Die einzige Ausnahme bezüglich der Texte betrifft jenen von Charles Taylor (das ist nicht derjenige mit den „Blutdiamanten“). Taylor ist Hegelianer, Hermeneutiker (und bekennender Katholik, wie mir die Wiki mitteilt) – und sein Beitrag spiegelt diese krude Mischung (leider) wider. Ein unglaubliches Sammelsurium von Trivialitäten (er behandelt den hermeneutischen Zirkel wie eine Wunderwaffe, die er nicht nur im künstlerischen sondern auch im wissenschaftstheoretischen Bereich eingesetzt wissen will). Nun ist gegen den prinzipiellen Ansatz gar nichts einzuwenden: Der Leser bzw. Interpret wird mit einer bestimmten Haltung an einen Text herangehen, diesen zu verstehen versuchen und dieses Verstehen wird hinwiederum die Person und die weitere Interpretation beeinflussen. Denn dieser Zirkel besagt im Grunde nichts anderes, als dass wir einerseits die Intentionen anderer Menschen (bzw. von Texten) nie völlig verstehen können und dass andererseits jedwede Erfahrung, alles Tun, Handeln, Denken in irgendeiner Form wieder auf den Handelnden und Denkenden zurückwirkt. Das ist alles so richtig wie trivial und erhält bestenfalls vor dem Hintergrund einer versuchten Letztbegründung (auf die seit langem nun schon verzichtet wird) eine gewissen Berechtigung. Diesen hermeneutischen Zirkel wendet Taylor nun statt auf Texte auf das Verhalten von Menschen an und kommt zu ganz ähnlichen Schlüssen wie etwa Dilthey mit seinem Ansatz des „Verstehens“. Allerdings ergeht er sich in mühsam gedrechselten Wendungen, schwafelt tiefsinnig vom Subjekt (das genau zu definieren er sich für später vorgenommen hat, ein Unterfangen, von dem er sofort behauptet, dass es mit großen Schwierigkeit verbunden sei) und kommt schließlich zum Schluss, dass halt alles ein bissi kompliziert sei. Versetzt mit hegelianisch-hermeneutischer Terminologie klingt das natürlich unheimlich klug und erhebend.

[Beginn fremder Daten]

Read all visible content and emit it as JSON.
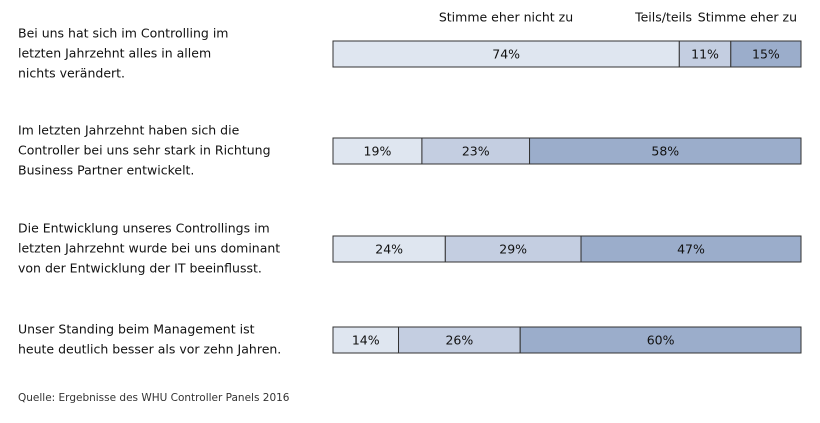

Wie dieser Beitrag in das sonst so ausgezeichnete Buch kommt bleibt ein Rätsel: Vielleicht war es den Herausgebern um eine verquere „Gerechtigkeit“ zu tun, die auch kontroverse Ansätze nicht unterschlagen wollte. Aber selbst unter den Hermeneutikern hätte sich in jedem Fall ein klügerer Text finden lassen (Diltheys eigene Arbeiten sind dem hier vorgestellten bei weitem überlegen). Von den mir unbekannten Beiträgen fand ich besonders jenen von Giere anregend: Dieser vertritt Ansätze des „Non-Statement-View“, einer Sichtweise, die das Theoriekonzept nicht aus Sätzen bestehen lässt, sondern dieses zu „modellieren“ versucht. Solche Ansätze zeichnen sich häufig durch einen hohen Grad an Formalisierung aus, der entsprechend schwer verständlich erscheint. Hier ist die Darstellung aber in hohem Maße transparent, Gieres Ansatz, der zwischen den Aussagen einer Theorie und einem durch die Theorie konstituierten Modell unterscheidet, wobei erst das Modell mit dem realen System verglichen wird (es entsteht eine Art Ähnlichkeitscharakter in verschiedenen Graden), ist durchaus nachvollziehbar und klug durchdacht. Der Vorteil der Modellisierung gegenüber anderen Ansätzen der Axiomatisierung liegt vor allem darin, dass diese durch ein Höchstmaß an logischer Symbolik bzw. Mengenlehre sich auszeichnen (Giere sagt zu Recht von den axiomatischen Modellen, dass sie ihm wie eine Übung in Mengenlehre erscheinen).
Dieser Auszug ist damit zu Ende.